Barrage d'une guitare à chevalet non collé
Le plus souvent la table d'harmonie est creusée "en cuillère" comme
celle du violon ou alors simplement cintrée comme les tables des
vielles à roue. Le barrage doit s'adapter à la forme ronde de la table.
Le chevalet est beaucoup moins haut et la pression qui s'exerce sur la
table proportionnellement moins forte que pour les violons,
violoncelles...
Je n'ai pas trouvé de documentation aussi abondante que pour les
barrages précédents. Voici au moins un exemple pris sur un site qui
raconte la réalisation d'une guitare "manouche". Il s'agit du travail
de "Cyril", à l'URL http://lesguitaresdecyril.over-blog.com/25-index.html
Le blog contient de très nombreuses indications sur la réalisation
de ce type de travail.
Le barrage est en "H" et les barres, assez épaisses, doivent "cintrer"
légèrement la table d'harmonie, selon la norme de ce type d'instrument.
Le "barrage" d'une table de violon
J'ai mis des guillements parce que le violon n'est pourvu que de deux
renforts :
- l'un, longitudinal, est la barre.
- l'autre, l'âme relie la table et le fond.
Le mieux est d'aller voir un jolie animation sur le site de Thomas
Billoux, luthier :
http://www.thomas.billoux.luthier.info/?violon-en-pieces
La barre d'harmonie d'après le site : http://lenturloupee.servhome.org/index.php/fabrication-dun-violon/66
" Il s'agit d'une baguette
collée du côté des graves pour améliorer l'émission des graves.
Il faut
qu'elle soit parfaitement ajustée sur la courbe intérieure, ce qui est
assez difficile au début..."
Ci-dessous une image prise sur le site : http://www.amagalerie.com/beaufort.luthier/index.php?numfiche=1129
relatant la restauration d'un violon.
Le barrage de la vielle à roue
Le barrage traditionnel est transversal à la table d'harmonie. Il
remplit, au moins en apparence, deux fonctions :
- permettre le cintrage de la table d'harmonie.
- renforcer la structure de l'instrument.
L'une des barres reçoit l'une des extrémités de l'axe de roue.
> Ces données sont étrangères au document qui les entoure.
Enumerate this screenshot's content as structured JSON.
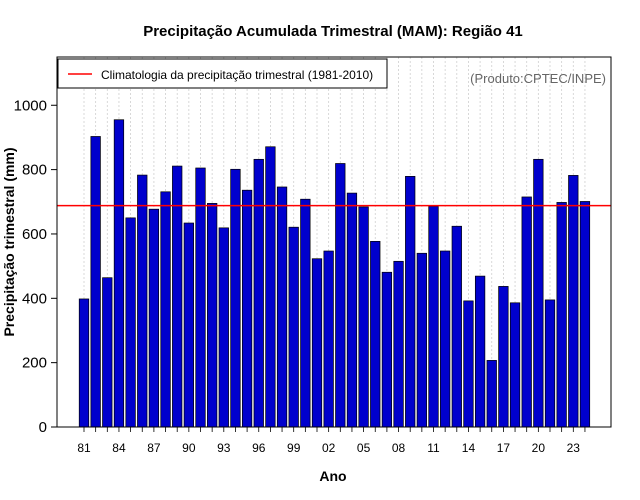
{
  "chart_data": {
    "type": "bar",
    "title": "Precipitação Acumulada Trimestral (MAM): Região 41",
    "xlabel": "Ano",
    "ylabel": "Precipitação trimestral (mm)",
    "credit": "(Produto:CPTEC/INPE)",
    "ylim": [
      0,
      1150
    ],
    "y_ticks": [
      0,
      200,
      400,
      600,
      800,
      1000
    ],
    "grid": true,
    "legend": {
      "placement": "top-left",
      "entries": [
        {
          "label": "Climatologia da precipitação trimestral (1981-2010)",
          "color": "#ff0000"
        }
      ]
    },
    "climatology": 688,
    "categories": [
      "81",
      "82",
      "83",
      "84",
      "85",
      "86",
      "87",
      "88",
      "89",
      "90",
      "91",
      "92",
      "93",
      "94",
      "95",
      "96",
      "97",
      "98",
      "99",
      "00",
      "01",
      "02",
      "03",
      "04",
      "05",
      "06",
      "07",
      "08",
      "09",
      "10",
      "11",
      "12",
      "13",
      "14",
      "15",
      "16",
      "17",
      "18",
      "19",
      "20",
      "21",
      "22",
      "23",
      "24"
    ],
    "x_tick_labels": [
      "81",
      "84",
      "87",
      "90",
      "93",
      "96",
      "99",
      "02",
      "05",
      "08",
      "11",
      "14",
      "17",
      "20",
      "23"
    ],
    "values": [
      398,
      903,
      464,
      955,
      650,
      783,
      677,
      731,
      811,
      634,
      805,
      695,
      619,
      801,
      736,
      832,
      871,
      746,
      621,
      708,
      523,
      547,
      819,
      727,
      684,
      577,
      481,
      515,
      779,
      540,
      686,
      547,
      624,
      392,
      469,
      207,
      437,
      386,
      715,
      832,
      395,
      698,
      782,
      701
    ],
    "bar_color": "#0000cd",
    "bar_edge_color": "#000000"
  }
}
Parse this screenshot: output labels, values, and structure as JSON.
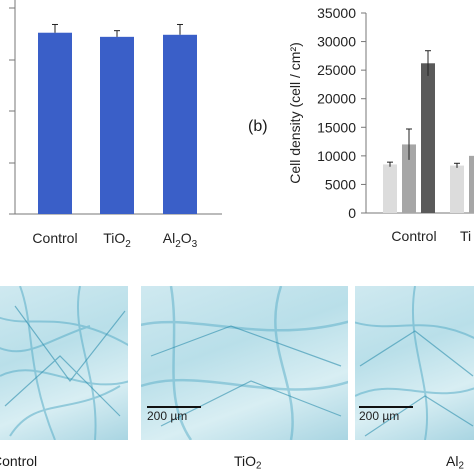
{
  "chart_data": [
    {
      "type": "bar",
      "categories": [
        "Control",
        "TiO2",
        "Al2O3"
      ],
      "values": [
        0.88,
        0.86,
        0.87
      ],
      "errors": [
        0.04,
        0.03,
        0.05
      ],
      "ylim": [
        0,
        1.0
      ],
      "color": "#3a5fc8",
      "title": "",
      "xlabel": "",
      "ylabel": ""
    },
    {
      "type": "bar",
      "panel_label": "(b)",
      "ylabel": "Cell density (cell / cm²)",
      "ylim": [
        0,
        35000
      ],
      "yticks": [
        "0",
        "5000",
        "10000",
        "15000",
        "20000",
        "25000",
        "30000",
        "35000"
      ],
      "categories": [
        "Control",
        "Ti"
      ],
      "series": [
        {
          "color": "#dcdcdc",
          "values": [
            8500,
            8300
          ],
          "errors": [
            400,
            400
          ]
        },
        {
          "color": "#a6a6a6",
          "values": [
            12000,
            10000
          ],
          "errors": [
            2700,
            0
          ]
        },
        {
          "color": "#5a5a5a",
          "values": [
            26200,
            null
          ],
          "errors": [
            2200,
            0
          ]
        }
      ]
    }
  ],
  "micrographs": [
    {
      "label": "Control",
      "scale": ""
    },
    {
      "label_main": "TiO",
      "label_sub": "2",
      "scale": "200 µm"
    },
    {
      "label_main": "Al",
      "label_sub": "2",
      "scale": "200 µm"
    }
  ],
  "ticklabels_a": {
    "control": "Control",
    "tio_main": "TiO",
    "tio_sub": "2",
    "al_main1": "Al",
    "al_sub1": "2",
    "al_main2": "O",
    "al_sub2": "3"
  }
}
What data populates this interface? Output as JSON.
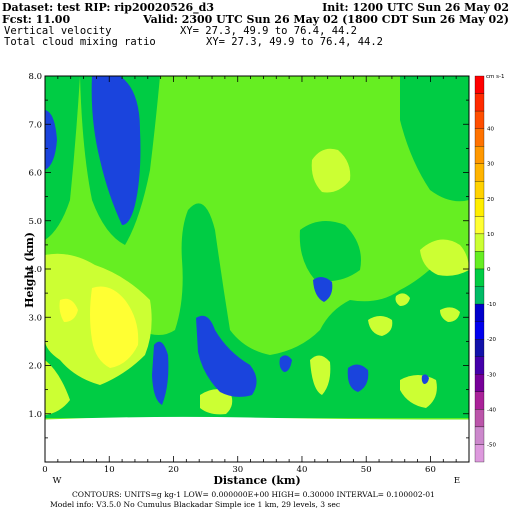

Un bon exemple figure sur le site http://www.sons-et-couleurs.eu/vielfrna.htm
qui décrit de façon minutieuse les étapes de la construction d'une
vielle à roue.
Positionnement du chevalet
Les indications suivantes sont inspirées du livre de Michel Pignol, sur
suggestion de Henri Renard.
(Sig. HR) : "
Sur la vielle, Michel Pignol a montré l'importance de la position relative du chevalet par rapport à la barre, et le porte-à-faux nécessaire, qui permet le mouvement de balancement sur un axe de rotation parallèle à la barre.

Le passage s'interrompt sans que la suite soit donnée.